We could spin off the historic data, movie lists, and information like that.
We cannot spin off the back-end programming though that gathers the prices from different sources or calculates the used and new price. Those things will continue to be used on our site.
Awwww. That sucks. Too bad.
Oh well, don't blame you. From an interest point of view, very different type of item - probably little interest to collectors, very obvious lifetime pricing (£20 - £15 - £10 - £5 - £2), and tons and tons and tons of the things. And always better to specialise.
Anyway, on a totally different note - I don't spose you guys have much experience with Play.com (mostly a European / UK store, now owned by jap Rakuten). I'm trying to figure out the best way to track their prices, but their API is severely lacking (see http://inaudible.co.uk/games/archives/1856 ), and they don't seem to have much in the way of mobile or lightweight sites other than the main fully features one. Which to me says search (by title, no EAN/UPC allowed, error prone), curl and parse. Or could auto log in to a test account and use the only EAN search tool via that, but most of the EANs are different (not like Amazon which has tons of the things linked to each ASIN). Just wondered what you guys thought, as you're the experts :o) Plus, you have a damn fancy way of grabbing eBay API completed results on the cheap :)

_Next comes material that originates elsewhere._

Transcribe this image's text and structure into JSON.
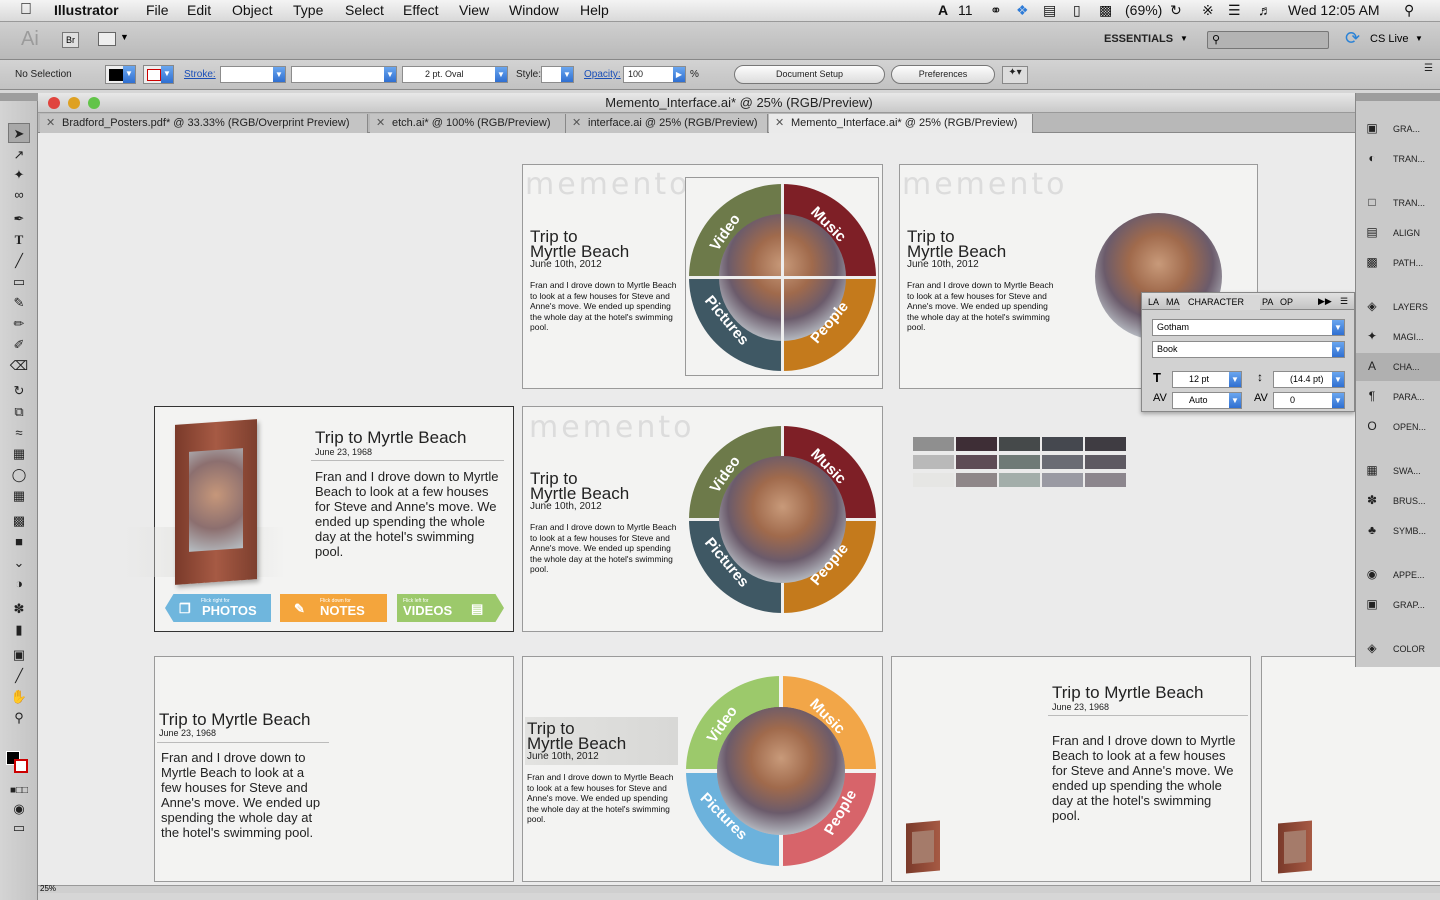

Too bad it went but never used it.
@Christopher - You nailed it in terms of the reason the DVD market was not as successful as the video game market. They are all readily available and pricing all follows the same pattern.
If we do ever expand into different markets in the future, it will be markets with more varied rarity, bigger collecting community, and harder to determine pricing.
In terms of integration with Play. We have never used them before, because we focus on NTSC collecting. Based upon what you mentioned the best way to integrate would probably be linking Play unique IDs with your unique ID. Then scraping the prices from the page. Shoot me an email if you want to discuss more in-depth.
Cheers. I'll let you know when I figure something out, then see if you can do any better :)
For now, the actual item pages are a lot heavier on code than a search result page (~10k char vs ~6k char) which if I'm simply parsing html that's my main concern (and the biggest bottleneck with speed) so I'm reluctant to do anything with actual item pages, but it could be the easiest way to correct any errors with a search.